'In Harmony with Nature': Works of organic architecture by artist James Hubbell on display in Los Angeles
By Nathaniel Bahadursingh|
Monday, Apr 4, 2022
Related
An exhibition honoring the work of visual artist, architect, craftsman, and environmentalist James Hubbell will soon be on view in the Los Angeles area at the Helms Bakery District. Titled In Harmony with Nature: The Architectural Work of James Hubbell, the event will showcase select creations by the California-based multidisciplinary artist.
On view from April 22 (Earth Day) to June 18, 2022, within the Helms Design Center, the show will celebrate Hubbell’s signature style of organic architecture, which includes handcrafted environments made from natural materials that provide shelter and inspiration for those who seek to live in harmony with nature. The likes of his self-made home, Ilan-Lael, his Pacific Rim Park and schools in Tijuana, his chapel at Sea Ranch as well as stunning doors, windows, stained glass, and other decorative building elements will be on full display.
Hubbel has a career spanning 60 years, in which he has designed and made buildings, artifacts, and fine art that draw inspiration from the shape of plants, movement of water, and the colors and materials found in organic life. In addition to his array of private and public works, he also designs architectural elements, such as carved wooden doors, stained glass windows, ethereal metal gates, molten glass light fixtures, mosaiced sinks, showers and fountains, and more.
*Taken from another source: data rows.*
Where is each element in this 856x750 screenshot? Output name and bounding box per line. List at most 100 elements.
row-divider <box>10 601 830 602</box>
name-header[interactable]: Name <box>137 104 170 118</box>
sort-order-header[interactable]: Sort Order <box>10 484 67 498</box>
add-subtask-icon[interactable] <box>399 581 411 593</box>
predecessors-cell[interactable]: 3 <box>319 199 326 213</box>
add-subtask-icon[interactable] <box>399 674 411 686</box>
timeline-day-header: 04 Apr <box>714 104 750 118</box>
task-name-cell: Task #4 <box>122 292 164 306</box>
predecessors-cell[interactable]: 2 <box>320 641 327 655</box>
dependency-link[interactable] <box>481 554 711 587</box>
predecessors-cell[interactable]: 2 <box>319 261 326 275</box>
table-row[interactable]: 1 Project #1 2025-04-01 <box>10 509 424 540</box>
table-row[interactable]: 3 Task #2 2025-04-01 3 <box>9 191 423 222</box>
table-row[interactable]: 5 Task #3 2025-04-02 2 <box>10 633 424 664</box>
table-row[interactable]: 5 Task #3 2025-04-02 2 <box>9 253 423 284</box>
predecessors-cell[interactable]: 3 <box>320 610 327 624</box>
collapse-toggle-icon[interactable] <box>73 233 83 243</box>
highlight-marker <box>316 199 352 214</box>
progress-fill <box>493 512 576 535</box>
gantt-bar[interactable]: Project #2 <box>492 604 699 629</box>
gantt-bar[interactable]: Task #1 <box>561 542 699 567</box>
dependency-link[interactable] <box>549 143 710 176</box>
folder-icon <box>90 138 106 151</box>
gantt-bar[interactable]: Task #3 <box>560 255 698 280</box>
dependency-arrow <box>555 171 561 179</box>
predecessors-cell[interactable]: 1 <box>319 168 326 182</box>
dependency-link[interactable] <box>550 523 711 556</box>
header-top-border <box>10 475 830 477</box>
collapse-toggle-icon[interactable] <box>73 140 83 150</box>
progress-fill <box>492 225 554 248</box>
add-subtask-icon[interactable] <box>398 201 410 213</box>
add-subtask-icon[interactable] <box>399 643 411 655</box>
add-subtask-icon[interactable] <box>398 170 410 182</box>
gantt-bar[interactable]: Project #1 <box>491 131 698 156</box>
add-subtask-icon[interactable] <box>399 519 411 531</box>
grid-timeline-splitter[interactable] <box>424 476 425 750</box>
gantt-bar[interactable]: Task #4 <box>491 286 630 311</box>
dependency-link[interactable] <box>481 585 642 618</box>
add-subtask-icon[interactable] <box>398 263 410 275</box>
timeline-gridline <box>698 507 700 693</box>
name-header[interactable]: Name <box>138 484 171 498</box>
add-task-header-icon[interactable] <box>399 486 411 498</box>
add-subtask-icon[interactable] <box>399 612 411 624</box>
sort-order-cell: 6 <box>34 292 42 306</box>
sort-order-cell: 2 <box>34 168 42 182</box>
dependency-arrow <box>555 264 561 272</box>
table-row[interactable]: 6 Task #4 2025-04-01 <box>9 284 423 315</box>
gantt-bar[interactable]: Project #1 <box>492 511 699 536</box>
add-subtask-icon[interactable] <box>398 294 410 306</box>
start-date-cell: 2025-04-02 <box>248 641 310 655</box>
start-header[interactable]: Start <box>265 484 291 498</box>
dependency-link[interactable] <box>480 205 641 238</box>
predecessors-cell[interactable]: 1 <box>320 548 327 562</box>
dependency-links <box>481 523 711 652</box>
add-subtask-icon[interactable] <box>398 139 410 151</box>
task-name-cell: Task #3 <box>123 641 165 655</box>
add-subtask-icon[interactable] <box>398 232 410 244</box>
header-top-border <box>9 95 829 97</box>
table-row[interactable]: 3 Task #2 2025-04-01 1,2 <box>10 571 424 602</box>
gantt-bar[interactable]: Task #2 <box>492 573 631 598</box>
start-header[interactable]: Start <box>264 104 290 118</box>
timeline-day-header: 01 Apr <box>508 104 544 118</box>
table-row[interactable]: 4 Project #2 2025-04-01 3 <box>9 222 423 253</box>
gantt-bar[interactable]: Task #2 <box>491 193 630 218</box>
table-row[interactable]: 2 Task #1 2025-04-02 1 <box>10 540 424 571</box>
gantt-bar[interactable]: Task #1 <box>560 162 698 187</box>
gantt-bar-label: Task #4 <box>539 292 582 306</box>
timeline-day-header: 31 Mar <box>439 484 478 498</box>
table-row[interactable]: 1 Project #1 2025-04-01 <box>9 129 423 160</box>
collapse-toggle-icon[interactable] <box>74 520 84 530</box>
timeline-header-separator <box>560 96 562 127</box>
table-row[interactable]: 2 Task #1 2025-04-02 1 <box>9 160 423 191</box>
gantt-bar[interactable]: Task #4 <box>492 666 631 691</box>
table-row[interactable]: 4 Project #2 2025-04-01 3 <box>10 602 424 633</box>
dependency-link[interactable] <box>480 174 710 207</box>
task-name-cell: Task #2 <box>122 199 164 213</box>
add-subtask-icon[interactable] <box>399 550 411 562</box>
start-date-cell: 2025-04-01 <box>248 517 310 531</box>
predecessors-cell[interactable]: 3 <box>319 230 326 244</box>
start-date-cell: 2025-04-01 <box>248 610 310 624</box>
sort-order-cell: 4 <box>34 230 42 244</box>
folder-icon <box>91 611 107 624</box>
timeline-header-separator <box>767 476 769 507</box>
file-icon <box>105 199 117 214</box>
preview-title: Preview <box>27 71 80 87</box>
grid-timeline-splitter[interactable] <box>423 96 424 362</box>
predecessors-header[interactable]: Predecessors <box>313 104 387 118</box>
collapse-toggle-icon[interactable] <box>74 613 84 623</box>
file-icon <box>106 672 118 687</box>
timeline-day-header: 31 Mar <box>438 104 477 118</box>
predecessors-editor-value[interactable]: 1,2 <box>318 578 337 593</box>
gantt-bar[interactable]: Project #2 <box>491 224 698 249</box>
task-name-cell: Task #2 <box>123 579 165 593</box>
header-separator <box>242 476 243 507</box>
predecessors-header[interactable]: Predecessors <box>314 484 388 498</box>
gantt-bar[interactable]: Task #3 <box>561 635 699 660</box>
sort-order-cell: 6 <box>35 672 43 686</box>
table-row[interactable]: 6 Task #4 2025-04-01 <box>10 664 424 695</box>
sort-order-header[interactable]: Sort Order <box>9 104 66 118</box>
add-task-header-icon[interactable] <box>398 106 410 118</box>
As stated in the Helms Bakery District’s announcement, “Hubbell’s vision is the antithesis of rational and industrial.”
“Most important is my infatuation with nature,” said Hubbell. “There is also my love of the primitive and naive, gothic architecture, the arts and craft movement, Frank Lloyd Wright, Gaudí, and the pleasure of working with the material of stone, wood, cement, clay, metal, glass, and mosaics.”
Share
1 Comment
Erik Evens · Apr 06, 22 5:50 AM
I visited the Sea Ranch Chapel many years ago. A wonderful little building. I’ve always had a place in my heart for this kind of psychedelic organic architecture… Bruce Goff, Bart Prince, etc. It seems sophisticated and naive at the same time. Much prefer this kind of expressionism over an icy, alien parametricism.